Naçizane fikrim insanlık tarihinin iki güçlü kaynağı olduğudur. Biri ekonomi, biri de sanat. Çünkü ekonomik altyapılar üst yapıları belirlemekte. Yani bütün kültürü, yaşayışı, sanat akımlarını, her şeyi etkilemektedir. Sanatın tarihsel bir kaynak olmasının sebebi de mağaraya çizilmiş resimlerden, yunan heykellerine, minyatürlerden günümüzde yapılan edebiyata kadar dünyanın hafızası olmasıdır. Nietsche’nin “Müziğin Ruhundan Tragedyanın Doğuşu” kitabında bahsettiği gibi eğer heykelleri olmasaydı, biz Zeus’u Apollon’u nereden bilebilirdik?
Apollon (lir ile)
Aynı kitapta Apollon ve Dyonisos mitlerinden bahsediyor. Apollon düzeni, devleti yani aslında o zamanın egemen sınıflarını temsil eden bir mittir. Dyonisos da Antik Yunan’da köle sınıfının adına kurbanlar verdiği, ayinler yaptığı bir tanrıdır. Şarabın da tanrısıdır, tıbbın da. Bugün Tıp sembolündeki yılan Dyonisos’tur. Eğer bir antik kent kazısında üzüm salkımına rastlarsanız o da kesinlikle Dyonisostur.

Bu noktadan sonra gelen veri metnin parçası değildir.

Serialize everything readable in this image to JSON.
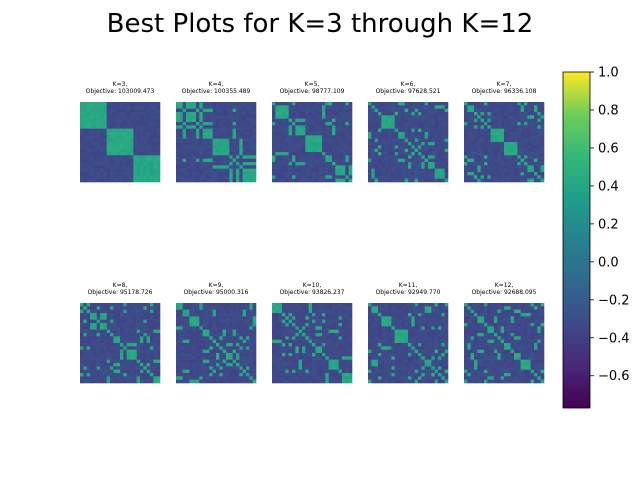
{
  "chart_data": {
    "type": "heatmap",
    "title": "Best Plots for K=3 through K=12",
    "panels": [
      {
        "k_label": "K=3,",
        "objective_label": "Objective: 103009.473",
        "k": 3,
        "objective": 103009.473
      },
      {
        "k_label": "K=4,",
        "objective_label": "Objective: 100355.489",
        "k": 4,
        "objective": 100355.489
      },
      {
        "k_label": "K=5,",
        "objective_label": "Objective: 98777.109",
        "k": 5,
        "objective": 98777.109
      },
      {
        "k_label": "K=6,",
        "objective_label": "Objective: 97628.521",
        "k": 6,
        "objective": 97628.521
      },
      {
        "k_label": "K=7,",
        "objective_label": "Objective: 96336.108",
        "k": 7,
        "objective": 96336.108
      },
      {
        "k_label": "K=8,",
        "objective_label": "Objective: 95178.726",
        "k": 8,
        "objective": 95178.726
      },
      {
        "k_label": "K=9,",
        "objective_label": "Objective: 95000.316",
        "k": 9,
        "objective": 95000.316
      },
      {
        "k_label": "K=10,",
        "objective_label": "Objective: 93826.237",
        "k": 10,
        "objective": 93826.237
      },
      {
        "k_label": "K=11,",
        "objective_label": "Objective: 92949.770",
        "k": 11,
        "objective": 92949.77
      },
      {
        "k_label": "K=12,",
        "objective_label": "Objective: 92688.095",
        "k": 12,
        "objective": 92688.095
      }
    ],
    "colorbar": {
      "colormap": "viridis",
      "range": [
        -0.77,
        1.0
      ],
      "ticks": [
        -0.6,
        -0.4,
        -0.2,
        0.0,
        0.2,
        0.4,
        0.6,
        0.8,
        1.0
      ],
      "tick_labels": [
        "−0.6",
        "−0.4",
        "−0.2",
        "0.0",
        "0.2",
        "0.4",
        "0.6",
        "0.8",
        "1.0"
      ]
    },
    "layout": {
      "rows": 2,
      "cols": 5
    },
    "grid": false
  }
}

Apollon’un enstrümanı ‘’lir’’ olarak tasvir edilir. Aslında bugün kullanılan çoğu telli enstrümanın atasıdır. Huzurlu bir sesi vardır ve dinginliği, düzenli bir akışı temsil eder. Dyonisos’un kullandığı enstrüman da ‘’Aulos’’tur. Tek bir ağızlığı olan iki taraflı, üflemeli bir enstrüman. Sesi de kavala benzer. Zaten aslında iki ucu olan bir kavaldır. Bir tarafıyla dem tutulup diğeri ile melodi çalınır. Aulos’un coşkulu bir sesi vardır. Lirin aksine insanları harekete geçirir ve dans edip coşmaya yönlendirir. Nietshce, Tragedya sanatının bu iki mitin ve yaşayışın birleşiminden çıktığını söyler. Işığın tanrısı Apollon’un dinginliği ile şarabın tanrısı Dyonisos’un coşkusunun. Lirin yumuşak, dinlendiren tınısı ile Aulosun coşkun sesinin sentezidir Tragedya.
Dyonisos
Yani sınıf çatışmasından doğan bir sanat diyebiliriz. Tragedya sanatı antik ve klasik tanıma göre, yüceltilen bir kahramanın sonradan kötü bir duruma düşmesiyle, duygusal arınmayı sağlayacak, acıma ve korku duygularına yönelten bir tiyatro türü. Yani aslında her iki sınıfı da anlatmaya çalışan, birbiriyle buluşturan bir tiyatro türü olarak çıkmıştır.
Dünya’da aslında hep aynı düzen olmuş şimdiye kadar. Efendiler, tanrı krallar, feodal beyler, dükler, kontlar derken aslında egemen sınıflar sadece şekil değiştirmiş. Ünlü bir şair ve tiyatro yazarı olan Bertold Brecht bunu şu sözleri ile çok güzel özetlemiştir:
“Yedi kapılı Teb şehrini kuran kim?
Kitaplar yalnız kralların adını yazar.
Yoksa kayaları taşıyan krallar mı?”
Fransız Devrimi ve Beethoven
Harold G. Schoenberg “Büyük Besteciler” isimli kitabında Ludwig Van Beethoven’ı “Bonn’lu devrimci” başlığıyla ele almış ve hakkında şunları yazmış; “Beethoven ile ondan önce müzisyenler arasındaki fark –deha ve eşi görülmemiş kuvvet gibi şeyler bir yana- Beethoven’ın kendisini bir sanatçı olarak görmesi ve haklarını savunması idi. Mozart atistokrat dünyanın çeperinde dolaşıp kapıyı çaldığı, ama hiçbir şekilde içeri alınmadığı halde: Mozart’tan sadece on beş yaş küçük olan Beethoven kapıları tekmeleyerek açtı, içeri daldı ve rahatına baktı.”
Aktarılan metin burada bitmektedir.